De ouf, et j’en suis fier. On m’en parle tout le temps dès que le film repasse à la télé, c’est dingue. C’est un film qui me lâchera pas je pense. C’est mon premier et c’est l’un des plus forts. « Regarde Chouf si tu veux voir un film culte« .

Tu as eu d’autres ouvertures au cinéma depuis j’imagine ?

Oui, il y a le film BAC Nord qui va sortir cette année. Pour ce projet, j’ai lu le scénario et je l’ai trouvé extraordinaire. Ça raconte l’histoire des flics ripoux de la BAC Nord qui se sont fait interpeller à Marseille. C’est super-réaliste, le réalisateur a frappé fort. Ça faisait longtemps qu’un film ne m’avait pas chauffé à ce point. Avant de faire autre chose, je vais réaliser mes clips à fond.

Comment t’as vécu la montée des marches et le tapis rouge à Cannes ?

Un sacré moment, c’était invraisemblable. En vérité, c’est tellement haut, tellement chaud que tu réalises même pas. Quand tu penses à tous ceux qui sont passés avant nous, quand on s’est retrouvé à monter les marches, on a cru à un mirage. Tu le vis, mais tu te demandes ce qui t’arrives. Comme un trip au LSD finalement ! Une fois là-haut, on s’est regardé et on était choqués frère.

Te concernant pour l’avenir, réaliser un film, c’est une idée qui te branche ?

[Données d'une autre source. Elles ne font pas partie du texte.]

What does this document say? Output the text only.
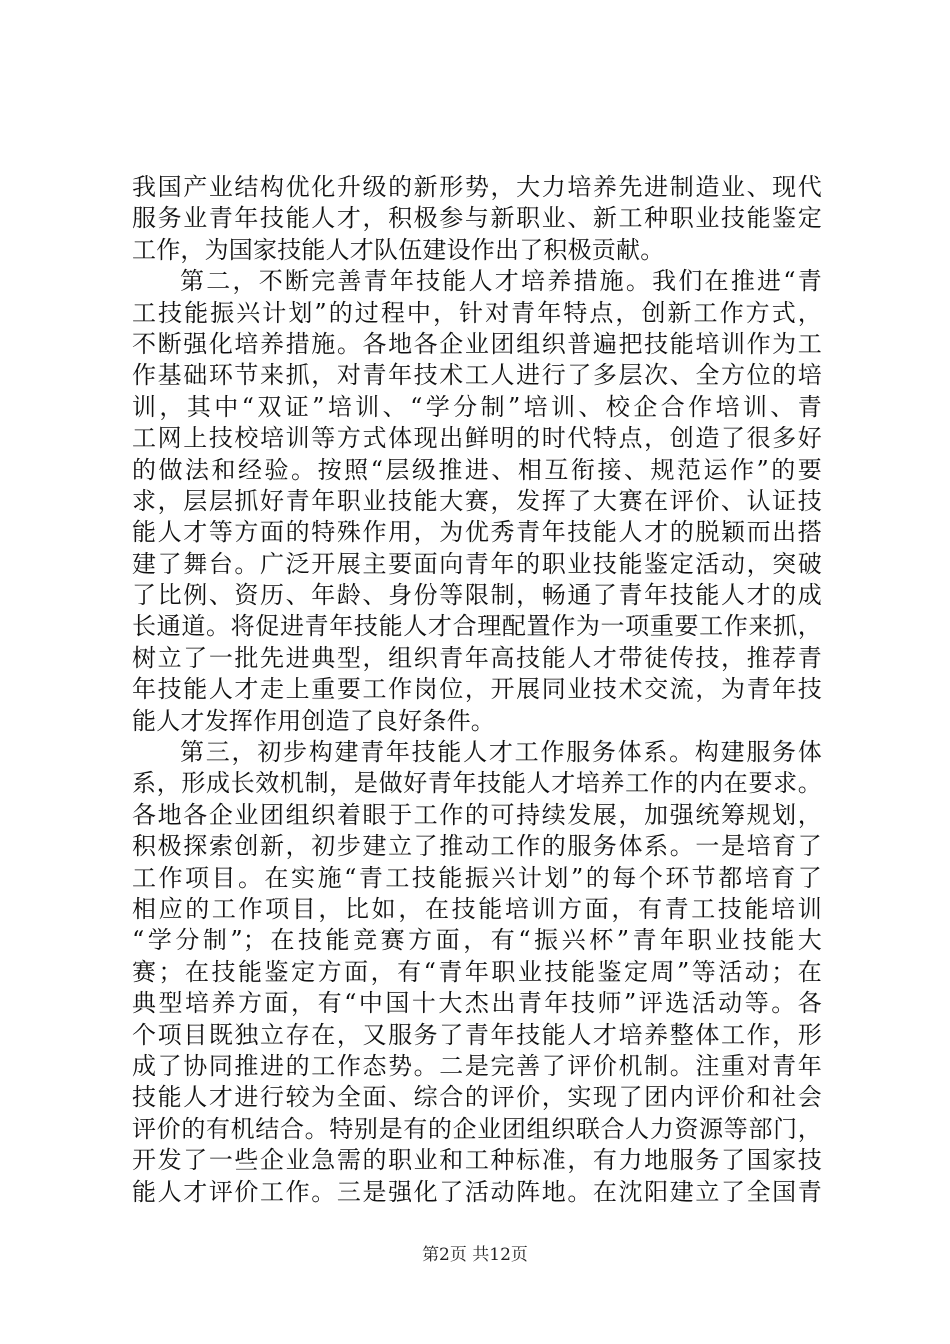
我国产业结构优化升级的新形势，大力培养先进制造业、现代
服务业青年技能人才，积极参与新职业、新工种职业技能鉴定
工作，为国家技能人才队伍建设作出了积极贡献。
第二，不断完善青年技能人才培养措施。我们在推进“青
工技能振兴计划”的过程中，针对青年特点，创新工作方式，
不断强化培养措施。各地各企业团组织普遍把技能培训作为工
作基础环节来抓，对青年技术工人进行了多层次、全方位的培
训，其中“双证”培训、“学分制”培训、校企合作培训、青
工网上技校培训等方式体现出鲜明的时代特点，创造了很多好
的做法和经验。按照“层级推进、相互衔接、规范运作”的要
求，层层抓好青年职业技能大赛，发挥了大赛在评价、认证技
能人才等方面的特殊作用，为优秀青年技能人才的脱颖而出搭
建了舞台。广泛开展主要面向青年的职业技能鉴定活动，突破
了比例、资历、年龄、身份等限制，畅通了青年技能人才的成
长通道。将促进青年技能人才合理配置作为一项重要工作来抓，
树立了一批先进典型，组织青年高技能人才带徒传技，推荐青
年技能人才走上重要工作岗位，开展同业技术交流，为青年技
能人才发挥作用创造了良好条件。
第三，初步构建青年技能人才工作服务体系。构建服务体
系，形成长效机制，是做好青年技能人才培养工作的内在要求。
各地各企业团组织着眼于工作的可持续发展，加强统筹规划，
积极探索创新，初步建立了推动工作的服务体系。一是培育了
工作项目。在实施“青工技能振兴计划”的每个环节都培育了
相应的工作项目，比如，在技能培训方面，有青工技能培训
“学分制”；在技能竞赛方面，有“振兴杯”青年职业技能大
赛；在技能鉴定方面，有“青年职业技能鉴定周”等活动；在
典型培养方面，有“中国十大杰出青年技师”评选活动等。各
个项目既独立存在，又服务了青年技能人才培养整体工作，形
成了协同推进的工作态势。二是完善了评价机制。注重对青年
技能人才进行较为全面、综合的评价，实现了团内评价和社会
评价的有机结合。特别是有的企业团组织联合人力资源等部门，
开发了一些企业急需的职业和工种标准，有力地服务了国家技
能人才评价工作。三是强化了活动阵地。在沈阳建立了全国青
第2页 共12页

Oui bien sûr, ça fait partie de mes ambitions et j’y travaille déjà même. Je travaille tout le temps sur ça. Quand je regarde un film, j’ai un regard professionnel dessus. Je ne regarde pas un film comme n’importe qui le fait. Je regarde chaque plan, chaque détail, je me demande toujours quels objectifs ou quelles caméras ils ont utilisé etc… Je regarde et m’intéresse à tout, comme pour la musique d’ailleurs. Par chance, j’arrive encore à regarder des films juste pour me divertir comme tout le monde quand je le veux.

Tu vas aussi bientôt monter sur scène pour défendre l’album Santé et Bonheur

Oui, c’est nouveau pour moi d’ailleurs. J’avais pas tourné pour le premier album. On va tenter l’expérience ! Qui ne tente rien n’a rien ! (en cette période de pandémie, les dates du 8-9-10 avril à Paris, Lyon et Marseille sont évidemment reportées ndlr). Je suis serein, ça me fait pas trembler.